Durante os 37 segundos
seguintes Fleet viu o iceberg se aproximar. Estavam quase em cima dele e
o navio ainda não havia mudado de rumo. O iceberg, de uns 30 metros de
altura, erguia-se úmido do castelo de proa. Fleet segurou-se ante a
eminência de uma colisão. Mas, milagrosamente, a proa começou a guinar
para bombordo. No
último segundo, o navio aproou para o espaço livre e o iceberg deslizou
por estibordo. Fleet teve a impressão de que haviam escapado por pouco. No salão de jantar da primeira classe, ouve a impressão de um
leve ruído rascante vindo de algum ponto bem no fundo do navio.
No alto da ponte de
comando, o Primeiro Oficial William Murdoch havia levado a manivela da
casa de máquinas para a posição “Pare”.
Murdoch estava no comando da ponte e competia-lhe tomar providência,
dado que Fleet dera o aviso por telefone. Agira com rapidez, mas era
muito tarde.
Quando o barulho da colisão se extinguiu, o Capitão Edward Smith, comandante do navio, correu de seu camarote para a ponte.

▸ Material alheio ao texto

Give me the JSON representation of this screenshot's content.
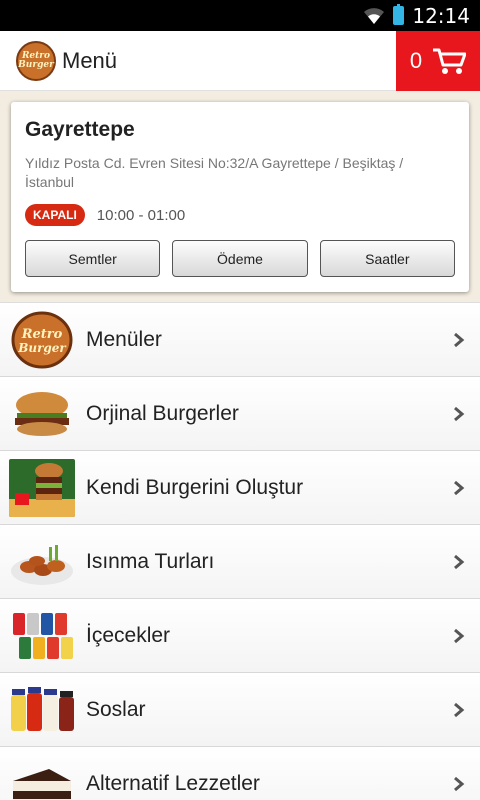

-Que foi isso, Sr. Murdoch?
-Um iceberg, comandante. Virei para bombordo, inverti a marcha das máquinas, mas estava muito perto. Não pude fazer mais.
-Feche as portas de emergência.
-Já estão fechadas comandante.
Estavam
realmente fechadas. Em baixo, na casa das caldeiras Nº 6, o foguista
Fred Barret falava com o segundo maquinista-assistente quando se acendeu
a luz vermelha de emergência.
De
repente, houve um barulho ensurdecedor e todo o estibordo do navio
pareceu despedaçar-se. Enquanto o mar entrava em catadupas, cachoando em
torno dos canos e das válvulas, os dois homens pularam para a saída e a
porta de emergência desceu atrás deles como um machado.
Nas
casas das caldeiras mais à proa, os homens abalados pelo choque,
gritavam uns para os outros querendo saber o que havia acontecido.

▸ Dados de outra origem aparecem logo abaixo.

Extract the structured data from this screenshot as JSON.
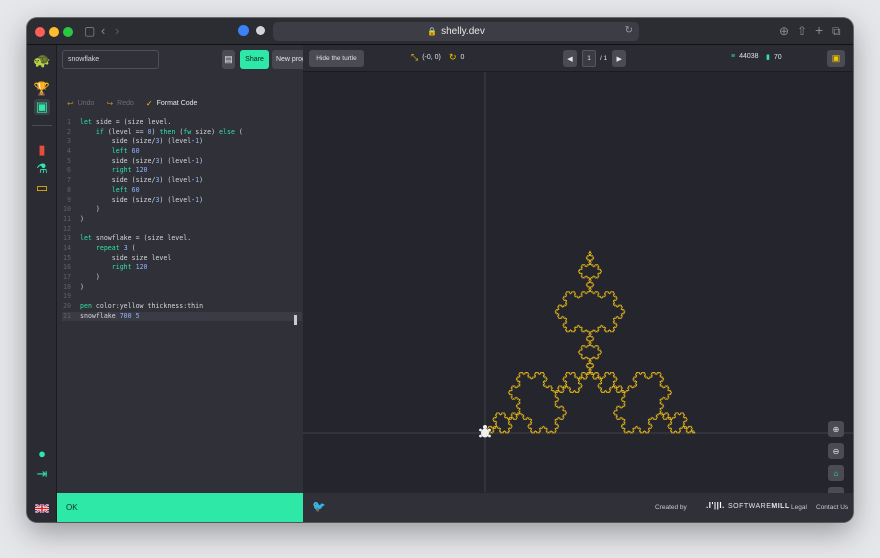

Espalhou-se a notícia de que o Titanic havia encalhado nos Bancos da
Terra Nova. Muitos ainda pensavam assim, mesmo depois que um encarregado
da carga apareceu descendo as escadas gritando:
-Epa! Batemos num iceberg!
Depois de 11:30alguns dos passageiros
se vestiram e subiram para o convés. O
Titanic estava parado no meio do mar, enquanto três de suas quatro
enormes chaminés expeliam vapor com uma zoada que perturbava a noite
tranqüila. Afora isso, tudo era normal. Quando a notícia do acidente se espalhou, ninguém ficou alarmado.
-Sabe o que foi? – perguntou Harry Collyer à sua esposa, quando voltou ao camarote.

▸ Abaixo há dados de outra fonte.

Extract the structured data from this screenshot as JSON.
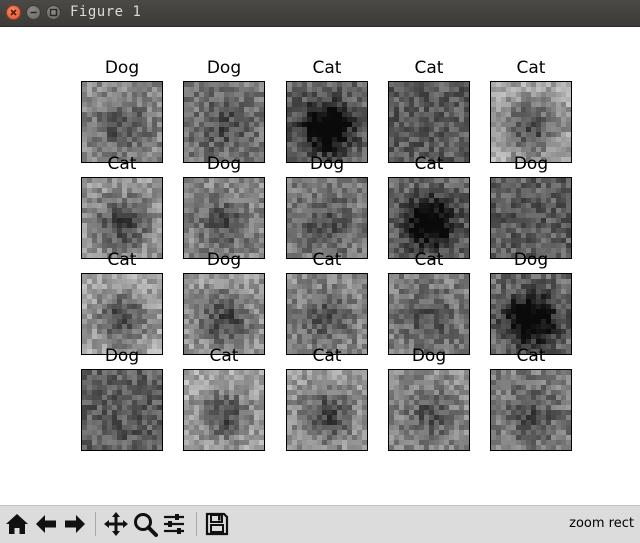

-Batemos num iceberg, mas não há perigo. Um oficial me disse.
A Srª Collyer perguntou ao marido se havia alguém amedrontado. Quando soube que não, tornou a deitar-se.
O
casal Dickinson Bishop também não se perturbou. Quando um comissário de
convés lhes assegurou que tinham apenas batido num pedacinho de gelo
que já ficara para trás, os Bishops voltaram ao seu camarote e trocaram
novamente a roupa.
No alto da ponte, o Comandante Smith procurava juntar todos os
fragmentos do quadro. Ninguém podia estar mais habilitado para isso do
que ele. Depois de 38 anos de serviço na White Star Line, ele não era
apenas o comandante mais antigo da companhia, mas um patriarca barbado
que tanto os tripulantes quanto os passageiros adoravam. Aquela ia ser a
sua última viagem.
Smith voltou-se para o Quarto Oficial Joseph Groves Boxhall e disse-lhe:
-Procure o carpinteiro e mande-o sondar o navio.
Boxhall
acabava de descer as escadas da ponte de comando, esbarrou-se com J.
Hutchinson, o carpinteiro, que já ia subindo às carreiras. Hutchinson,
ao passar por ele, exclamou ofegante:
-O navio está fazendo água muito depressa.
Logo depois chegou
Bruce Ismay. Vestira um terno por cima do pijama e subira à ponte para
perguntar se estava acontecendo alguma coisa que o presidente da
companhia devesse saber. O Comandante Smith deu-lhe a notícia do
iceberg.
-Acha que o navio está seriamente danificado? _ perguntou Ismay.
Houve uma pausa e afinal o comandante respondeu em voz lenta:
-Creio que sim.
Não
tardaria que soubessem com certeza. Haviam mandado chamar Thomas
Andrews, construtor do Titanic, que fazia a viagem com o intuito de
corrigir quaisquer defeitos que surgissem. Se alguém podia avaliar a
situação, era ele.
Daí
a pouco, Andrews e o comandante iniciavam a sua inspeção, descendo pela
escada reservada à tripulação para não chamarem atenção... Pelo
labirinto dos corredores bem abaixo...beirando a água escachoava pela
quadra de squash-ball, onde o mar agora batia de encontro a tabela.
Voltando
para a ponte, passaram pelo salão do Convés A, lotado de passageiros.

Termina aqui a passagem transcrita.